I (849) cpu_start: ESP-IDF:          v4.4-351-g121ddb87e5-dirty
I (856) heap_init: Initializing. RAM available for dynamic allocation:
I (863) heap_init: At 3FCA9740 len 000368C0 (218 KiB): D/IRAM
I (869) heap_init: At 3FCE0000 len 0000EE34 (59 KiB): STACK/DRAM
I (876) heap_init: At 3FCF0000 len 00008000 (32 KiB): DRAM
I (882) heap_init: At 600FE028 len 00001FD8 (7 KiB): RTCRAM
I (889) spi_flash: detected chip: gd
I (893) spi_flash: flash io: dio
I (897) sleep: Configure to isolate all GPIO pins in sleep state
I (903) sleep: Enable automatic switching of GPIO sleep configuration
I (910) coexist: coexist rom version e7ae62f
I (916) cpu_start: Starting scheduler on PRO CPU.
I (0) cpu_start: Starting scheduler on APP CPU.

Other items if possible

Original CircuitPython bug is here: adafruit/circuitpython#6090

Any update on this?

z7jzk commented

I am also having this issue on an ESP32-S3 (did not have the same issue on ESP32). Any update?

i got the same issuse

Hi @tannewt! Sorry, I'm so late.
I am looking into this issue and can not reproduce it. I use the v4.4-351-g121ddb87e5 as you said and run the example below with the default sdkconfig options. Maybe some config options that you have set affect this issue?

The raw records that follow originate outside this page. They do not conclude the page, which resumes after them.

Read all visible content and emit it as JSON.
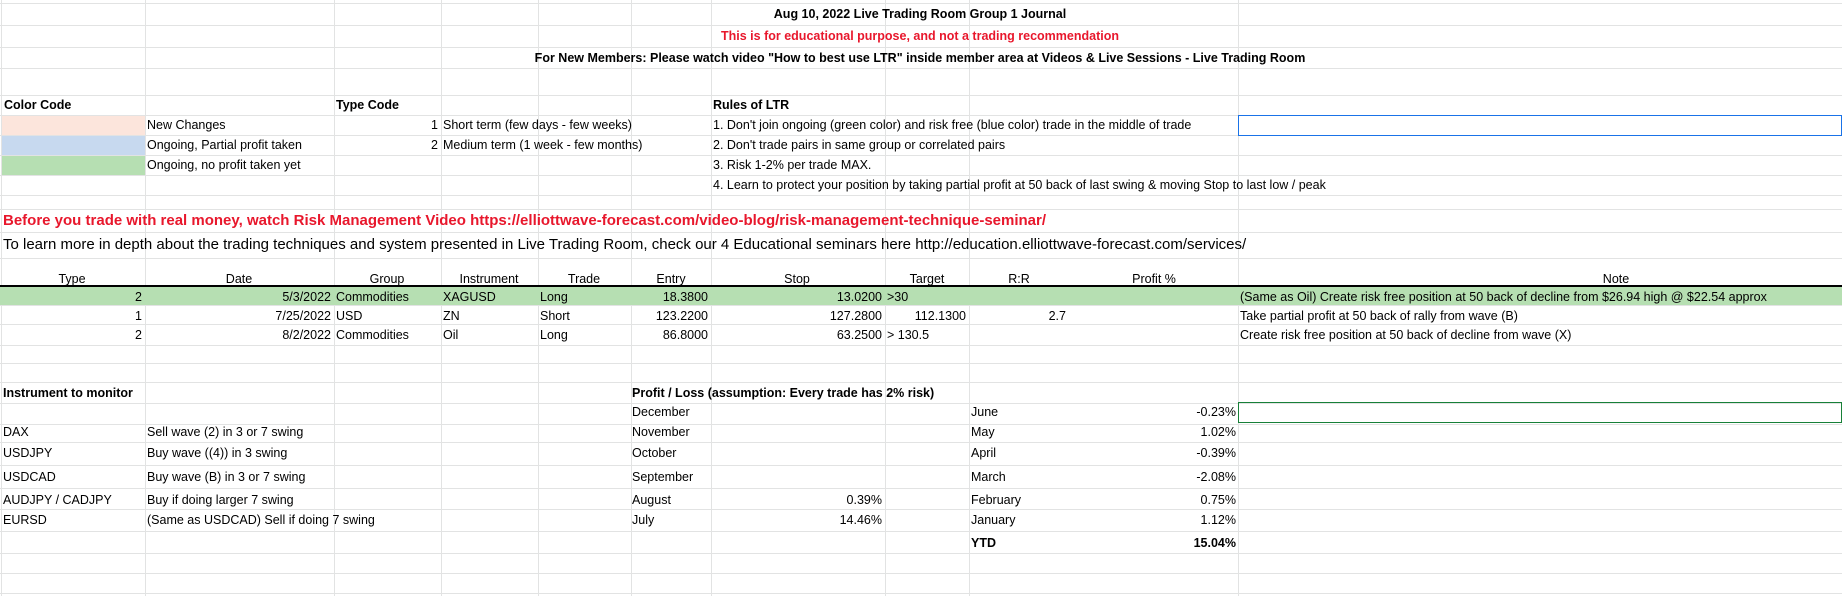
{
  "colors": {
    "new_changes": "#fce5dc",
    "partial_profit": "#c7d9ef",
    "no_profit": "#b6dfb2",
    "alert_red": "#e8172c",
    "grid": "#e2e3e3"
  },
  "header": {
    "title": "Aug 10, 2022 Live Trading Room Group 1 Journal",
    "disclaimer": "This is  for educational purpose, and not a trading recommendation",
    "new_members": "For New Members: Please watch video \"How to best use LTR\" inside member area at Videos & Live Sessions - Live Trading Room"
  },
  "color_code": {
    "title": "Color Code",
    "items": [
      "New Changes",
      "Ongoing, Partial profit taken",
      "Ongoing, no profit taken yet"
    ]
  },
  "type_code": {
    "title": "Type Code",
    "items": [
      {
        "num": "1",
        "label": "Short term (few days - few weeks)"
      },
      {
        "num": "2",
        "label": "Medium term (1 week - few months)"
      }
    ]
  },
  "rules": {
    "title": "Rules of LTR",
    "items": [
      "1. Don't join ongoing (green color) and risk free (blue color) trade in the middle of trade",
      "2. Don't trade pairs in same group or correlated pairs",
      "3. Risk 1-2% per trade MAX.",
      "4. Learn to protect your position by taking partial profit at 50 back of last swing & moving Stop to last low / peak"
    ]
  },
  "notices": {
    "risk_video": "Before you trade with real money, watch Risk Management Video https://elliottwave-forecast.com/video-blog/risk-management-technique-seminar/",
    "seminars": "To learn more in depth about the trading techniques and system presented in Live Trading Room, check our 4 Educational seminars here http://education.elliottwave-forecast.com/services/"
  },
  "trades": {
    "headers": {
      "type": "Type",
      "date": "Date",
      "group": "Group",
      "instrument": "Instrument",
      "trade": "Trade",
      "entry": "Entry",
      "stop": "Stop",
      "target": "Target",
      "rr": "R:R",
      "profit": "Profit %",
      "note": "Note"
    },
    "rows": [
      {
        "type": "2",
        "date": "5/3/2022",
        "group": "Commodities",
        "instrument": "XAGUSD",
        "trade": "Long",
        "entry": "18.3800",
        "stop": "13.0200",
        "target": ">30",
        "target2": "",
        "rr": "",
        "profit": "",
        "note": "(Same as Oil) Create risk free position at 50 back of decline from $26.94 high @ $22.54 approx"
      },
      {
        "type": "1",
        "date": "7/25/2022",
        "group": "USD",
        "instrument": "ZN",
        "trade": "Short",
        "entry": "123.2200",
        "stop": "127.2800",
        "target": "",
        "target2": "112.1300",
        "rr": "2.7",
        "profit": "",
        "note": "Take partial profit at 50 back of rally from wave (B)"
      },
      {
        "type": "2",
        "date": "8/2/2022",
        "group": "Commodities",
        "instrument": "Oil",
        "trade": "Long",
        "entry": "86.8000",
        "stop": "63.2500",
        "target": "> 130.5",
        "target2": "",
        "rr": "",
        "profit": "",
        "note": "Create risk free position at 50 back of decline from wave (X)"
      }
    ]
  },
  "monitor": {
    "title": "Instrument to monitor",
    "items": [
      {
        "instrument": "DAX",
        "note": "Sell wave (2) in 3 or 7 swing"
      },
      {
        "instrument": "USDJPY",
        "note": "Buy wave ((4)) in 3 swing"
      },
      {
        "instrument": "USDCAD",
        "note": "Buy wave (B) in 3 or 7 swing"
      },
      {
        "instrument": "AUDJPY / CADJPY",
        "note": "Buy if doing larger 7 swing"
      },
      {
        "instrument": "EURSD",
        "note": "(Same as USDCAD) Sell if doing 7 swing"
      }
    ]
  },
  "pnl": {
    "title": "Profit / Loss (assumption: Every trade has 2% risk)",
    "left": [
      {
        "month": "December",
        "value": ""
      },
      {
        "month": "November",
        "value": ""
      },
      {
        "month": "October",
        "value": ""
      },
      {
        "month": "September",
        "value": ""
      },
      {
        "month": "August",
        "value": "0.39%"
      },
      {
        "month": "July",
        "value": "14.46%"
      }
    ],
    "right": [
      {
        "month": "June",
        "value": "-0.23%"
      },
      {
        "month": "May",
        "value": "1.02%"
      },
      {
        "month": "April",
        "value": "-0.39%"
      },
      {
        "month": "March",
        "value": "-2.08%"
      },
      {
        "month": "February",
        "value": "0.75%"
      },
      {
        "month": "January",
        "value": "1.12%"
      }
    ],
    "ytd_label": "YTD",
    "ytd_value": "15.04%"
  }
}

#include "freertos/FreeRTOS.h"
#include "freertos/task.h"
#include "esp_log.h"
#include "esp_sleep.h"
static const char *TAG = "example";
RTC_DATA_ATTR static int boot_count = 0;

void test_task(void* ptr)
{
    const int deep_sleep_sec = 10;
    //ESP_LOGI(TAG, "Entering deep sleep");
    esp_deep_sleep(1000000LL * deep_sleep_sec);
}

void app_main(void)
{
    ++boot_count;
    ESP_LOGI(TAG, "Boot count: %d", boot_count);
    xTaskCreatePinnedToCore(test_task, "test_task", 4095, NULL, 3, NULL, 1);
}

It hangs here in the IDF: https://github.com/adafruit/esp-idf/blob/circuitpython-v4.4/components/esp_hw_support/sleep_modes.c#L509

What exactly was it pointed out? The line number does not make sense now, I think it points to the wrong line.
I see your print Stalling other CPU, Does it mean that stalling other CPU is not successful? Do you think this line makes this issue? esp_ipc_isr_stall_other_cpu() https://github.com/adafruit/esp-idf/blob/circuitpython-v4.4/components/esp_hw_support/sleep_modes.c#L534

@tannewt @z7jzk @Fuhua-Chen Could you give some more details that will help to reproduce this issue?
Thanks in advance.

Yes, it was hanging in the stall_other_cpu call and then hitting the interrupt watchdog. We are not using xTaskCreate to create the other task. Instead, we set CONFIG_ESP_MAIN_TASK_AFFINITY_CPU1 and all of app_main is run on the APP core.

You can mention me on the Adafruit Discord if you want to coordinate on it. (I'm pacific US timezone)

Ok, I found the issue. We're not using the IDF build system because we have our own. We were missing the -u ld_include_highint_hdl portion of the link command that keeps the highint isr and the ipc_isr_handler that stalls the other cpu. So, this isn't an IDF issue. Sorry! For others who have had this problem, make sure you map file has something for ipc_isr_handler.